[Speed] MLC is much slower than Ollama when running Qwen Coder 30b
🏎️ Speed Report
-
The model code: Qwen Coder 30b, and I use q4f16_1 quantization.
-
The model configuration (e.g. quantization mode, running data type, etc.): q4f16_1, q4f16_ft.
-
Device (e.g. MacBook Pro M2, PC+RTX 3080): orin 64GB
-
OS (if applicable):
-
Encode speed (Token/s):
-
Decode speed (Token/s): approximately 6, and ollama is 20, the prompt len is 1024*16,
-
Memory usage (if applicable): The actual memory used is less than estimated.

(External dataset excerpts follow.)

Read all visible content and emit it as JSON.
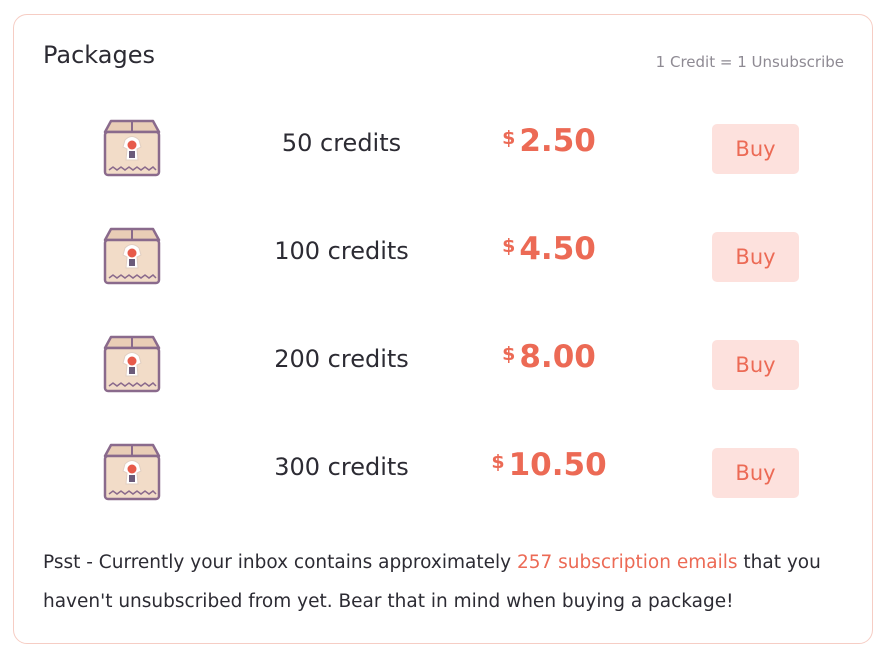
{
  "header": {
    "title": "Packages",
    "rate": "1 Credit = 1 Unsubscribe"
  },
  "packages": [
    {
      "credits": "50 credits",
      "currency": "$",
      "price": "2.50",
      "buy_label": "Buy"
    },
    {
      "credits": "100 credits",
      "currency": "$",
      "price": "4.50",
      "buy_label": "Buy"
    },
    {
      "credits": "200 credits",
      "currency": "$",
      "price": "8.00",
      "buy_label": "Buy"
    },
    {
      "credits": "300 credits",
      "currency": "$",
      "price": "10.50",
      "buy_label": "Buy"
    }
  ],
  "note": {
    "prefix": "Psst - Currently your inbox contains approximately ",
    "highlight": "257 subscription emails",
    "suffix": " that you haven't unsubscribed from yet. Bear that in mind when buying a package!"
  },
  "icons": {
    "package": "package-box-icon"
  },
  "colors": {
    "accent": "#ec6a55",
    "button_bg": "#fde1dd",
    "border": "#f6cdc4",
    "text": "#2c2b33",
    "muted": "#8e8a93"
  }
}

I have a very strange situation with MLC LLM. Tested on qwen3-14b_q4f16 When I increase the input token length request up to 1500-2500tokens then the MLC load my CPU up to 100% on 1 cores where the process of mlc_llm started. The token efficiency dramatically drops down. And the predict become consume a lot of time
I have a very strange situation with MLC LLM. Tested on qwen3-14b_q4f16 When I increase the input token length request up to 1500-2500tokens then the MLC load my CPU up to 100% on 1 cores where the process of mlc_llm started. The token efficiency dramatically drops down. And the predict become consume a lot of time
I forget if I had this problem before, but when the prompt len is much larger than prefill chunk size, it will be very slow.